中小型株物色で続伸、円相場注視の地合い継続

著者:冨田康夫
投稿:2014/08/25 20:13

26日の株式相場見通し

 26日の東京株式市場は、外国為替市場での円相場の動向に左右される流れが続くことになりそうだ。極端な円高・ドル安方向への揺り戻しがない限りは、旺盛な買い意欲を背景に、日経平均株価は中小型の材料株を中心とした物色傾向のなか
で続伸となりそうだ。

 25日の東京株式市場は、外国為替市場で1ドル=104円台と円安・ドル高が進行していることから買い優勢のスタート。高値警戒感から前場はやや伸び悩んだものの、後場は株価指数先物主導で、この日の高値水準を維持した。日経平均株価終値は、前日比74円高の1万5613円と反発した。
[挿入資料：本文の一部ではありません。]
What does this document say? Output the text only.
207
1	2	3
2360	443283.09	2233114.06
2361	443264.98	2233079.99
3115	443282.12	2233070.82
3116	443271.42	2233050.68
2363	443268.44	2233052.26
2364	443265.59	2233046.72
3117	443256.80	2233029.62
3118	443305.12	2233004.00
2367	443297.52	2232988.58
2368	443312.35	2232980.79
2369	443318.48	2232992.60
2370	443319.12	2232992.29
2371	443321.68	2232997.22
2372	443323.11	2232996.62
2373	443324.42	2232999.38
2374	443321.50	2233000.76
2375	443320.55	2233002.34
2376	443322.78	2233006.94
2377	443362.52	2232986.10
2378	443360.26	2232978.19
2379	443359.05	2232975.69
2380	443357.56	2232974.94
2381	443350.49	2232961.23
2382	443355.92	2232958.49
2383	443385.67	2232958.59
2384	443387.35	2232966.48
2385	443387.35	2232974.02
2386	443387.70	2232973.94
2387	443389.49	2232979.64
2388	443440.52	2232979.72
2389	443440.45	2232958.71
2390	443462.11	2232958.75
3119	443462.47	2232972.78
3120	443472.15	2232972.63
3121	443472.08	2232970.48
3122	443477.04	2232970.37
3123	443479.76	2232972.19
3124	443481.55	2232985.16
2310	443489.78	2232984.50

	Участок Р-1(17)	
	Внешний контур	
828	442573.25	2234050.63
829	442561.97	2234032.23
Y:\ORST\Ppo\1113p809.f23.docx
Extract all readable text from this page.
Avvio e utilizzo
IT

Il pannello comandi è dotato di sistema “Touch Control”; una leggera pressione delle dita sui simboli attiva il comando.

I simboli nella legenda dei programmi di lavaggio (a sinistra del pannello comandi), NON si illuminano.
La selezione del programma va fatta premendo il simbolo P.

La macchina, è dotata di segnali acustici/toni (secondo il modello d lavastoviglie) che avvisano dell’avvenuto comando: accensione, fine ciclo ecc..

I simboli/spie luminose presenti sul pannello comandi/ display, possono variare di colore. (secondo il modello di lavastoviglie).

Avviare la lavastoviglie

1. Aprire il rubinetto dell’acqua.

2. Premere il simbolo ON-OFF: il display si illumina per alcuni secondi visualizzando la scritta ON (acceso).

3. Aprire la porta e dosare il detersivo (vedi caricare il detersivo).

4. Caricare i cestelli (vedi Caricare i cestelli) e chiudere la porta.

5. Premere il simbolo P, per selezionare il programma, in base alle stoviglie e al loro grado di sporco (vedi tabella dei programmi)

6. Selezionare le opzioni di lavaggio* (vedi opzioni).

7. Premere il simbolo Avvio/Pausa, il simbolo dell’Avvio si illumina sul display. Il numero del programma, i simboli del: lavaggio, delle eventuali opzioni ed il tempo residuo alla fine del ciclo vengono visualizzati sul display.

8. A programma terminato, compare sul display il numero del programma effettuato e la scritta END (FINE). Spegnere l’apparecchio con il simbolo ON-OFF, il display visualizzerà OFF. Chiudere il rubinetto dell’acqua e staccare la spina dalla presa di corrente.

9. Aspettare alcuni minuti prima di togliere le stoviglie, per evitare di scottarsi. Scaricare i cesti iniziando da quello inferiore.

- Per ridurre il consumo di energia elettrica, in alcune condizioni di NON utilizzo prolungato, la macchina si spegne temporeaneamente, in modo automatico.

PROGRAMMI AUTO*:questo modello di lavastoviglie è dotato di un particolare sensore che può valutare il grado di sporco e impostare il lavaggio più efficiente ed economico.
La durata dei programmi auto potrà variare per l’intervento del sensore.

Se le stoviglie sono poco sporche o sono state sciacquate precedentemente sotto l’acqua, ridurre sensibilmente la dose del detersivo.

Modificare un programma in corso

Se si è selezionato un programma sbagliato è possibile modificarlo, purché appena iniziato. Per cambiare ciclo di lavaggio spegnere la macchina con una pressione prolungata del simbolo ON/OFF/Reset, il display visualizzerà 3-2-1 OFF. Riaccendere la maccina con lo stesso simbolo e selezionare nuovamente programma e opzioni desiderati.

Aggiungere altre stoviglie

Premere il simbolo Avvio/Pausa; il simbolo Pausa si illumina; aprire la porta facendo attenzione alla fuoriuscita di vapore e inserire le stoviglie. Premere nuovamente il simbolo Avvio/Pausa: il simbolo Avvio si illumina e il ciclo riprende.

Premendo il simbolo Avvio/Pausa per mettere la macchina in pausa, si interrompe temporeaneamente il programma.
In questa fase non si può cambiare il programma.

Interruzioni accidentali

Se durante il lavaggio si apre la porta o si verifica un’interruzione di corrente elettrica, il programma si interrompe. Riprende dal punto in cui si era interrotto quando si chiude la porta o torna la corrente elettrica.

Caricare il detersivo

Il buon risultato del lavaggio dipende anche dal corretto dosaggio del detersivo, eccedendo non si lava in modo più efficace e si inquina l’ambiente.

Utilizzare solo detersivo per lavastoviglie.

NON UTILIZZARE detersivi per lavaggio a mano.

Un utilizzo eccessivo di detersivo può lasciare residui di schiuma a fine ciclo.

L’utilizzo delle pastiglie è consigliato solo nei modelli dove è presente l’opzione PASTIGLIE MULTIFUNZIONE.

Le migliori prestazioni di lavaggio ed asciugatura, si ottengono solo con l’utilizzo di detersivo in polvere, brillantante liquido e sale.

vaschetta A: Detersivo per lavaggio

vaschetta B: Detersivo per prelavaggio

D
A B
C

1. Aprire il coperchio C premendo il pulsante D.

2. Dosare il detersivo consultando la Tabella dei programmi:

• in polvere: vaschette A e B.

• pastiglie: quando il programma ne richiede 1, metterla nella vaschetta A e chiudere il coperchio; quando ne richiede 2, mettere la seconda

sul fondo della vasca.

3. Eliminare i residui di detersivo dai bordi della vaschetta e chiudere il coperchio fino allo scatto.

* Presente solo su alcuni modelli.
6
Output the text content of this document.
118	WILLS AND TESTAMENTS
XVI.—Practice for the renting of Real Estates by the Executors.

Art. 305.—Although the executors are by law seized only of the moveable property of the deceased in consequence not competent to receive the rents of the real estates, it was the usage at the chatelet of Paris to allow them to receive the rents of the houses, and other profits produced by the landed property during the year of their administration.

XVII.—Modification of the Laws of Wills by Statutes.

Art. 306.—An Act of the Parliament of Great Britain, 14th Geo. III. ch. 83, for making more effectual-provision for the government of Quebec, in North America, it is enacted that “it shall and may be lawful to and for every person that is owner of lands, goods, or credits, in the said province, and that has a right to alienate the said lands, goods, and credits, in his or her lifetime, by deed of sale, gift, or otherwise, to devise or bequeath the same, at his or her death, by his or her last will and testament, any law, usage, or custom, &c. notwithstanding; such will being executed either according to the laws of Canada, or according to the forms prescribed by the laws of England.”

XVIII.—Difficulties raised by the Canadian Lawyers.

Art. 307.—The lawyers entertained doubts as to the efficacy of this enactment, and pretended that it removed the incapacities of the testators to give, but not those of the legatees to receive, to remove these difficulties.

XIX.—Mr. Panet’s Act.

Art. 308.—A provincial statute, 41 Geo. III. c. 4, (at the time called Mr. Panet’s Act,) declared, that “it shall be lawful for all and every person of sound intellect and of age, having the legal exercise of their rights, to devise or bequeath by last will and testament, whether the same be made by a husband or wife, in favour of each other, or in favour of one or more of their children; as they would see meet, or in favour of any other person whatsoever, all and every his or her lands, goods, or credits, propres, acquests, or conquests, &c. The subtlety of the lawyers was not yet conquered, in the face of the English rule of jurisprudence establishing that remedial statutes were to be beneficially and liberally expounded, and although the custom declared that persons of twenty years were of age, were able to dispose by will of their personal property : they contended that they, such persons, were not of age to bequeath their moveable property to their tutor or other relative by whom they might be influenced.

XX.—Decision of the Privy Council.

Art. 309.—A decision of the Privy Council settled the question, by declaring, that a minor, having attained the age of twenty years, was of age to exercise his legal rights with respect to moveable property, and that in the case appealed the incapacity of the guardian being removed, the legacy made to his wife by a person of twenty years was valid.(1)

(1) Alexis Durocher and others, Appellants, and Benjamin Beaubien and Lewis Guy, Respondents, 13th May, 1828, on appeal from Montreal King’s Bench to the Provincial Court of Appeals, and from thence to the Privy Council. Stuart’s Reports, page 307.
 全般薄商いでの中小型株物色を象徴するように、東証2部指数が終値で4031.77ポイントと年初来高値を更新した。終値ベースで2007年8月7日以来、約7年ぶりの高値水準に回復したことになる。

25日の動意株

 モルフォ<3653>=ストップ高。
NTTドコモ<9437>との連携による画像エフェクト技術でビジネス領域を広げ、中国でのスマートフォン向けに同社の手ぶれ補正ソフトを採用する動きが相次いでいる。そのなか、中国での強力な営業網を持つサンダーソフトウェアテクノロジー社との業務提携を発表したことで思惑高に火が付いた。

 日本ラッド<4736>大幅続伸。
この日、全額出資子会社のアリーナ・エフエックスが世界ユーザー数50万人以上の次世代型システムトレード「ズールトレード」を国内で初めて導入すると発表したことを受け、買い気がさらに強まった。ズールトレードはズールトレード社が提供する外国為替証拠金取引(FX)のシステムトレードで、世界で70社以上のFX事業者が導入、累計で7000億ドル以上の取引実績がある。

 アイ・ピー・エス<4335>=ストップ高。
同社はきょう、中堅・中小企業向けSAPクラウドソリューションの提供でインターネットイニシアティブ<3774.T>と協業すると発表。これが材料視されているようだ。両社は今年1月にクラウド事業における戦略的協業体制を構築することで合意しており、今回の協業はその一環。具体的には、IIJのクラウドサービス「IIJ GIO(ジオ)サービス」の基盤上に、IPSの「EasyOne runs on SAP ERP」を搭載したクラウド型ソリューションを開発し、顧客に対してワンストップで提供する。

 盟和産業<7284>=ストップ高。
22日の取引終了後、東京証券取引所の承認を得て、9月12日付で東証2部から東証1部に指定されることになったと発表しており、これを好感した買いが入っている。同時に、15年3月期の第2四半期累計(4~9月)連結業績見通しについて、売上高を従来予想の97億円から100億円(前年同期比0.6%増)へ、営業利益を同2億2000万円から2億8000万円(同17.6%増)へ上方修正したこともプラスに評価されているようだ。

 ケイブ<3760>=急騰。
同社は22日、第17回新株予約権(行使価額修正条項付)の大量行使が18日から22日までの期間に行われたことを開示した。発行総数の13.5%に相当する60個の新株予約権が行使されたことになり、これに伴う交付株式数は3万株で行使後の新株予約権の数は153個となった。株式需給改善を評価するかたちで短期筋の買い攻勢を誘発している。

 アイサンテクノロジー<4667>=ストップ高。
9月7からの「ITS世界会議デトロイト2014」(11日まで)や10月7日からの「CEATEC JAPAN」(11日まで)を控えて自動運転車関連銘柄への関心が徐々に高まっており、この日も引き続き買い人気を集めている。18日には、同社が取り組むGPSと準天頂衛星による測位の実用性を検証する実験が、フォーイン社発刊の「FOURIN 世界自動車技術調査月報」2014年8月号に「準天頂衛星を利用した衛星測位、都市部のマルチパス対策如何で自動運転への技術貢献が可能に」として掲載されたことなどを発表しており、自動運転技術へ関心の高まりとともに、株価も上昇している。